RésistanceS | Observatoire belge de l'extrême droite | Lundi 22 juillet 2019]
REVUE DE PRESSE – Dans un édito au bazooka, la revue « Kairos » met en cause les politiques « extrémistes » du centre qui ont ouvert la voie à la haine et à tous les populismes. Une analyse décapante, pointant la responsabilité des « partis traditionnels plus soucieux d'assurer leur soutien aux grandes fortunes, au patronat et aux multinationales ». Prétendument « centriste », leur ligne de conduite est, en fait, d'une grande violence – ANALYSE
Créé en juin 2012, le bimestriel belge « Kairos » fait rarement dans la dentelle. L'éditorial du numéro de juin-juillet 2019, intitulé « Tous contre les extrémismes ? », signé par Alexandre Penasse, mérite le détour. « Le vote extrémiste, explique-t-il, est la conséquence de la paupérisation organisée des milieux populaires ». Le rédacteur en chef de ce « journal antiproductiviste pour une société décente » raille le discours moralisateur des partis traditionnels qui répètent au peuple qu'« il faut aimer son prochain, même si les politiques socio-économiques s'attellent à créer de la précarité, et donc de la haine ».
L'éditorial de « Kairos » dénonce « le cynisme qui veut que les partis remportent le contrat de réparation des dégâts qu'ils ont participé à créer, puisque ce sont maintenant eux qui vont nous dire comment bien penser et faire le barrage aux ''anti-démocrates''. Le Mouvement Réformateur (MR) diabolisant sans argument le Parti du Travail de Belgique (PTB), sera de ceux qui nous expliqueront ce qu'est la démocratie, alors que leur politique, avec celle du parti 'socialiste' et autres réformateurs, a fini de détruire les classes populaires et provoque le ravage en cours de la classe moyenne. Leur cordon sanitaire n'est que le paravent de leurs politiques insalubres ».
« Repenser la notion ''d'extrême'' »
Alexandre Penasse estime qu'« il serait de bon ton de repenser la notion d'extrême ». Il cite le philosophe québécois Alain Deneault, auteur d'un ouvrage sur le sujet (« Les politiques de l'extrême centre », éditions Lux, 2017) : « L'extrême centre consiste à être intolérant envers tout ce qui ne s'insère pas dans le paramétrage très étroit de l'ordre du jour du programme oligarchique. L'extrême centre c'est donc ne tolérer rien d'autre que ce discours qui se présente arbitrairement comme relevant du centre. Pourquoi le centre ? Parce qu'il ne va pas se présenter comme étant radical, destructeur, impérialiste, au fond, violent par bien des aspects. Mais il se présente au contraire comme étant vrai, juste, équilibré, comme étant raisonnable, rationnel et ainsi de suite ».
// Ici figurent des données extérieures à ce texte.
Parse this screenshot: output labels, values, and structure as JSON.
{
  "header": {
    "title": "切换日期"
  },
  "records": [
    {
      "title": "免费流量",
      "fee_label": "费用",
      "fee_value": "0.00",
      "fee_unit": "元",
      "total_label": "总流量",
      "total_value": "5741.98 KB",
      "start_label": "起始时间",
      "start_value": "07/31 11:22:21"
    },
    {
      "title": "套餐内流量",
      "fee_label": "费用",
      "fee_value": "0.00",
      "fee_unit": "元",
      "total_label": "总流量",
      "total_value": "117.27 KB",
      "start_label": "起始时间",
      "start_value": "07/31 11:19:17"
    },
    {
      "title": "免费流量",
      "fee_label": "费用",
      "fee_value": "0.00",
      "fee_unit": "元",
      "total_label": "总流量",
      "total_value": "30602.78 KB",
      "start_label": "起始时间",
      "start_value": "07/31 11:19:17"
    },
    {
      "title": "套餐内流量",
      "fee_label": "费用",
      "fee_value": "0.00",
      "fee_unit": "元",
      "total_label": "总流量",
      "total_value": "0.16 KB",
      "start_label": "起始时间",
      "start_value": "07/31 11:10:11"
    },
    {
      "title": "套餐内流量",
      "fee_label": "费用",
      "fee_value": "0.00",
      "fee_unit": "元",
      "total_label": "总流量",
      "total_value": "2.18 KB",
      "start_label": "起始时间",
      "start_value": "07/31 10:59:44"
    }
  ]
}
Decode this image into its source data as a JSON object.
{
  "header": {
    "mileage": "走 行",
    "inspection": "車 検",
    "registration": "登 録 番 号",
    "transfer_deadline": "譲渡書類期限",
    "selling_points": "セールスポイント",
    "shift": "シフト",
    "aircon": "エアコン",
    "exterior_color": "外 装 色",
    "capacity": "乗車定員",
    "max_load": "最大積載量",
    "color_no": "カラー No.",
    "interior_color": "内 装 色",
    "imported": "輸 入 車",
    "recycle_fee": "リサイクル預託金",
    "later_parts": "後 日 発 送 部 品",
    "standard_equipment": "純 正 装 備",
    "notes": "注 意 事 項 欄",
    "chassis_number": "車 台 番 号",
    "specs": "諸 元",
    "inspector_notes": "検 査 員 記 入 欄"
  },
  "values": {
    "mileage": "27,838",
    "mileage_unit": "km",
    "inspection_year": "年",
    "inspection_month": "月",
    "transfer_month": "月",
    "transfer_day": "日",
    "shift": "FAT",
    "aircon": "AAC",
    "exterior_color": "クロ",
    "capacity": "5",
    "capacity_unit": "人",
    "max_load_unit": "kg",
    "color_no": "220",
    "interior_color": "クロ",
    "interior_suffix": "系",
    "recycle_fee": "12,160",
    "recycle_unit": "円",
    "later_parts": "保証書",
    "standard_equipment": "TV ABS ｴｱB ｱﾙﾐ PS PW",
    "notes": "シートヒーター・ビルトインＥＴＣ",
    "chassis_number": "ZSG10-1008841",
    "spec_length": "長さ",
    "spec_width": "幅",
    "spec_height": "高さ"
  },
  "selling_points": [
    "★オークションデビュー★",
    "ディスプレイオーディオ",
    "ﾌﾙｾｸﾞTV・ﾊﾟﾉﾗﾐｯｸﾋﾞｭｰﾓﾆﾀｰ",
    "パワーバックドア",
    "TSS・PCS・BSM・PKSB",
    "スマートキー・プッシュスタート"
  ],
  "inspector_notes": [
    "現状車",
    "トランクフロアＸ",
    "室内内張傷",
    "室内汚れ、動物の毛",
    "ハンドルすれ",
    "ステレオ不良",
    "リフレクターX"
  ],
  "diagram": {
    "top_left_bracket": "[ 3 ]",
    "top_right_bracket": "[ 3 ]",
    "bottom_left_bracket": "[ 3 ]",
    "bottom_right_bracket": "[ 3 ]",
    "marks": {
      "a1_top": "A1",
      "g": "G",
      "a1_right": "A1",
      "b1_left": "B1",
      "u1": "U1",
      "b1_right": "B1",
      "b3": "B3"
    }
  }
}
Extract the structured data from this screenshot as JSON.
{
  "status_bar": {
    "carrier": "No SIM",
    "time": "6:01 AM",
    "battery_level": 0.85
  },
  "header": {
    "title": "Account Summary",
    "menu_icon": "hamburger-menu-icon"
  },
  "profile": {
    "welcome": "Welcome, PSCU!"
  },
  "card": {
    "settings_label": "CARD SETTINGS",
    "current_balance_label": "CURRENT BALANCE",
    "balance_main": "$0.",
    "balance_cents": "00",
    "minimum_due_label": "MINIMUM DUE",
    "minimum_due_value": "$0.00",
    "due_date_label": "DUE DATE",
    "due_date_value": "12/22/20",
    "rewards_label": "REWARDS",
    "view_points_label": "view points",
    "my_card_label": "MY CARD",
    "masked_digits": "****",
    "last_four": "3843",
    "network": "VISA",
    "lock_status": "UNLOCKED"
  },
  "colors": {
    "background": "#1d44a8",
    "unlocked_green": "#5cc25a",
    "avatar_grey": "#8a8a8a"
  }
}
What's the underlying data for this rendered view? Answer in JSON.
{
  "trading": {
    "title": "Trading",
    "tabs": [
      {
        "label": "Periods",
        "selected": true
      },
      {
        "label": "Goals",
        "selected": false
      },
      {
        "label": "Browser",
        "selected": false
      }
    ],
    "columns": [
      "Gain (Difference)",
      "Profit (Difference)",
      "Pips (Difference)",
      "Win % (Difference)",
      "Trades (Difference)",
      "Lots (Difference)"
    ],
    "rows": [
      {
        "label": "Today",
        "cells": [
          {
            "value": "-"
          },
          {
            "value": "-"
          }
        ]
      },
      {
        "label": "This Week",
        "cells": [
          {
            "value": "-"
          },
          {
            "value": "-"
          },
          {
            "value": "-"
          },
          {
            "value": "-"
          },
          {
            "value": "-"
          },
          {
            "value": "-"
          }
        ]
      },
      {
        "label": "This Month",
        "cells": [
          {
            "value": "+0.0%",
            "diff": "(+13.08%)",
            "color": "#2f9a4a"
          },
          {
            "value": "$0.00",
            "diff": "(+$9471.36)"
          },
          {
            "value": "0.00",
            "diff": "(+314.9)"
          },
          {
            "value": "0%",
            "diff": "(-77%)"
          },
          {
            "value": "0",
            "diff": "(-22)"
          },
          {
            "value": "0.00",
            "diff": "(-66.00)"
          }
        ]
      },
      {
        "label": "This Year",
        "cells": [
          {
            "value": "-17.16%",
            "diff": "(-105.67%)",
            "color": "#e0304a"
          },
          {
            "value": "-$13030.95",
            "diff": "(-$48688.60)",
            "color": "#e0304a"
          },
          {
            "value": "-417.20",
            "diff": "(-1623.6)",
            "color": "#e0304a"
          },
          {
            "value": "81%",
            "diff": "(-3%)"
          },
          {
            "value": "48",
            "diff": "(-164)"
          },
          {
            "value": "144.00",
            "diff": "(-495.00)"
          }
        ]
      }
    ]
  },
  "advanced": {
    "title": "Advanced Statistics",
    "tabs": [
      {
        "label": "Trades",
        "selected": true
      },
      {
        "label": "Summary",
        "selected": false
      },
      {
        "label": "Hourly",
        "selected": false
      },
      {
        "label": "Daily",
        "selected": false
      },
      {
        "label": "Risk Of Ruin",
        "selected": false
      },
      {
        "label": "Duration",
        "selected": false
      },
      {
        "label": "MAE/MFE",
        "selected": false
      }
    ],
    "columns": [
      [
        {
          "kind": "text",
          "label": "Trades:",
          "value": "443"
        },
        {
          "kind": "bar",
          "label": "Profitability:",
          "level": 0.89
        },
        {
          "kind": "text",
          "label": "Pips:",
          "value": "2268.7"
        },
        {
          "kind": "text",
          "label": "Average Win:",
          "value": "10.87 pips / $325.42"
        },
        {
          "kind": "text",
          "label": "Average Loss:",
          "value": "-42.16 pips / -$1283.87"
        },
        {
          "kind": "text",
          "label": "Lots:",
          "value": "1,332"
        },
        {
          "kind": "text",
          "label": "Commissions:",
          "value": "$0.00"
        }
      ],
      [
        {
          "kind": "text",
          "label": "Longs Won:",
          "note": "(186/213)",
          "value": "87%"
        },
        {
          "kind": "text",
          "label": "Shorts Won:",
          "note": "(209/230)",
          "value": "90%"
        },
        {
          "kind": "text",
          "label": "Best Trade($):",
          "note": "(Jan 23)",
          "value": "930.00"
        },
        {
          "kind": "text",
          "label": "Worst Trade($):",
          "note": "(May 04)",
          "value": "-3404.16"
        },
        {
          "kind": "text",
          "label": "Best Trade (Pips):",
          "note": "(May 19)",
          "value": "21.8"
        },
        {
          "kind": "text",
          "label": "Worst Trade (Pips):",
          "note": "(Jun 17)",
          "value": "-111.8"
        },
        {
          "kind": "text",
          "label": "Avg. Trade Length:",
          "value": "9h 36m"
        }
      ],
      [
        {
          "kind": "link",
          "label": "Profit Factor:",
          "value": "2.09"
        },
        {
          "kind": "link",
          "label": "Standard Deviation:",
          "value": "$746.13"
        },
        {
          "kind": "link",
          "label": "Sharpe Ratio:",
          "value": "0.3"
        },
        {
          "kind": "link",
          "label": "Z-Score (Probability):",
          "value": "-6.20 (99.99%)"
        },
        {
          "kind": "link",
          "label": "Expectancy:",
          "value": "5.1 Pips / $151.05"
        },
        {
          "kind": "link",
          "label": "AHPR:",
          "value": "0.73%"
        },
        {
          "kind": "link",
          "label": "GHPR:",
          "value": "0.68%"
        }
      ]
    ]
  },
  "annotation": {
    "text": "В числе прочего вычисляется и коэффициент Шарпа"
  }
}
En quoi consiste le caractère extrême de l'extrême centre souligné dans « Kairos » ? Dans un texte publié sur le blog de Médiapart, le 17 mai 2017, Alain Deneault précise : « La politique d'extrême centre défend un discours et un programme présentés comme exclusifs et impérieux. Il est extrême car il est intolérant à tout ce qui n'est pas lui. Rien d'autre ne serait envisageable que des dividendes pour les actionnaires, des fonds croissants pour les grandes entreprises et la haute finance, des accès multiples aux paradis fiscaux, moins de droits pour les travailleurs, moins de fonds pour les services publics ».
Le flop des discours moralisateurs
Une seule politique possible ? Tant que cette supercherie ne sera pas absolument démasquée, l'extrême droite et les populismes continueront à enfler. Il ne sert à rien, ajoute le rédac' chef de « Kairos », Alexandre Penasse, de « convoquer les images de la Seconde Guerre mondiale, et de réduire la population du vote d'extrême droite à ces nazillons, crânes rasés et Combat Shoes ».De fait,le résultat des récentes élections montre que ce n'est pas le discours moralisateur et culpabilisant(« Vous êtes tous des fachos ! ») qui permettra de vaincre l'extrême droite, mais bien lamiseen oeuvre d'une autre politique, plus juste et plus humaine.